Vancouver’s Downtown Association announces launchpad competition winner

Natural Earth and Body’s apothecary and tea shop concept takes home $40,000

VANCOUVER — The wait is over. The winner of Vancouver’s Downtown Association (VDA) launchpad competition was announced late last week. Natural Earth and Body, with the concept of an apothecary and tea shop has won the prize including $40,000, thanks to its creator, Marianne Wilson-Stein. 

“I’m speaking truly from my heart, I thoroughly enjoyed this process,” Wilson-Stein said. “It opened my eyes to kind of where I’ve come from and where I am today. It opened my eyes on my business, that I do know what I’m talking about, and that I do have a good understanding of my market.”

Marianne Wilson-Stein is shown here with a description of her business concept which has just one the VDA launchpad grand prize. Photo courtesy of VDA
Marianne Wilson-Stein is shown here with a description of her business concept which has just one the VDA launchpad grand prize. Photo courtesy of VDA

The process for competing began back in January, and semi-finalists were notified by email if they would be moving up. For Wilson-Stein, it became a bit of a comedy when she never received the email, and found out at the Vancouver Farmers Market when a friend congratulated her.

At that point, business concept proposals were supposed to be due around February, but the pandemic had other plans, and pushed the due date back to May. This ended up helping her proposal, as it gave more time to detail her idea, which would be an expansion of her already functioning model, she said.

Natural Earth and Body has been Wilson-Stein’s Farmers Market and event-setting business for the past several years. When she opens up in a building in downtown Vancouver it will be the first brick-and-mortar version of the company ever.

The general premise of Natural Earth and Body rests on three main areas: teas, all-natural skin care and apothecarial herbs. In addition to products, she hopes to have the business be a place of community inclusivity, where open mic nights and foundation meetings can take place regularly, she said. 

“In the research that I’ve done, people really want to use herbs as their first line of defense in their health care and in their daily lives just being healthy,” she said. “I’ve always loved this idea of having a shop where my natural skincare products can really shine. I’m really excited to be able to offer a tea house in Vancouver.”

In addition to the $40,000 and help with acquiring a location downtown, the winner is also receiving a variety of in-kind services, donated by area businesses. Everything from voice-over work, to architectural consulting is included. 

“I’m working with all service contributors to identify the timeline of what we’re planning to do,” said VDA Executive Director Michael Walker. “I’m also working with Marianne meeting with her this upcoming week to start chatting about timelines and when she’ll need some of the resources provided in the package.”

Walker went on to say how the responses that VDA has received from other competition participants that did not win, has still been overwhelmingly good. Nearly all have said that the process sharpened their skills and taught them something new about business in some way, he said. 

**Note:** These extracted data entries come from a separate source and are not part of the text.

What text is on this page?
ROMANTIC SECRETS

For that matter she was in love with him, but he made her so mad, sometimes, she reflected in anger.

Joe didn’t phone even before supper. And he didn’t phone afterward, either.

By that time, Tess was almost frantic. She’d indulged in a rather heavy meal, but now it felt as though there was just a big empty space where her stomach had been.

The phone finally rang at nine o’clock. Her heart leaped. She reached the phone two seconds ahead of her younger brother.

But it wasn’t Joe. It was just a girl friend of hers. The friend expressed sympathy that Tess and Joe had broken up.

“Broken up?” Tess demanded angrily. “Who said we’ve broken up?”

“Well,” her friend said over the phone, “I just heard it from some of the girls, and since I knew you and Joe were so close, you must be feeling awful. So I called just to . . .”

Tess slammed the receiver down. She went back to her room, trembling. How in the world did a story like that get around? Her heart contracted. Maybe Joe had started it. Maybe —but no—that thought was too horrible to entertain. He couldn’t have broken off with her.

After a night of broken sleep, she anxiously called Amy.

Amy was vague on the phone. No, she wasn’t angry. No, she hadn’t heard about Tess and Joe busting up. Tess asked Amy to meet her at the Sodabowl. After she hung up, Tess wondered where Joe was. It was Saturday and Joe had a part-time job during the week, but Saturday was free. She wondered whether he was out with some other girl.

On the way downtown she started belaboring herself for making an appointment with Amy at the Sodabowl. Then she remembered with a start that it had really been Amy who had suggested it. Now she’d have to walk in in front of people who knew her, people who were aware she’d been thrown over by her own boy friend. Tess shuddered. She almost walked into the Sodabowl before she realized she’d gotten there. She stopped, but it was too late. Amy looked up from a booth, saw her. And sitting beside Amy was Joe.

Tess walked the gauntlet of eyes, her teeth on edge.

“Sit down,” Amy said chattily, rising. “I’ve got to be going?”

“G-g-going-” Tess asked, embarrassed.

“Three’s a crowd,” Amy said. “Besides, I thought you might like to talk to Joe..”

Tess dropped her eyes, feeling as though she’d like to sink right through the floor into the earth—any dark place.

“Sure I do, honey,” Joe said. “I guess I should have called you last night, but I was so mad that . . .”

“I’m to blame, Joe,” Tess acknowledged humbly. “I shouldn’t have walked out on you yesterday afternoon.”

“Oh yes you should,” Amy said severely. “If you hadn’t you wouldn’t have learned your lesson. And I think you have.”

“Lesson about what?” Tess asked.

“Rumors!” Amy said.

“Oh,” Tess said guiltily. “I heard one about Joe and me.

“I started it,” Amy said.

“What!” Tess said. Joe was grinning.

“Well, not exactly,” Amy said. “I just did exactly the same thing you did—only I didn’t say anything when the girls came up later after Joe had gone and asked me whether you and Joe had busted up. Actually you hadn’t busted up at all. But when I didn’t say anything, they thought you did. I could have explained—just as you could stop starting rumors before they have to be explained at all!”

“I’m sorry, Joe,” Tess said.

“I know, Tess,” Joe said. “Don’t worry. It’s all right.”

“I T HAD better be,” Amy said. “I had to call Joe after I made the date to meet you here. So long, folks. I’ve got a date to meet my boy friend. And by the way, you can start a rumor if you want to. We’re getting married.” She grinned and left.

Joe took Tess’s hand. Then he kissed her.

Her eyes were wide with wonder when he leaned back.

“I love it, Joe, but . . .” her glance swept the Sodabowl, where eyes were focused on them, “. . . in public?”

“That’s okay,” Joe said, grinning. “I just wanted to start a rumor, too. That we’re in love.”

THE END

“Regardless of whether or not they would have won the launchpad, they are still really, really interested in opening a shop in some format in the future,” Walker said.

For more information on the winning business, upcoming VDA events and services, or to get connected as a business owner with other business owners, visit

“This is a big undertaking, and we don’t get to where we are by ourselves, it’s really a community effort,” Wilson-Stein said. “I really appreciate that and it really does fall in line with my philosophy of community supporting community.”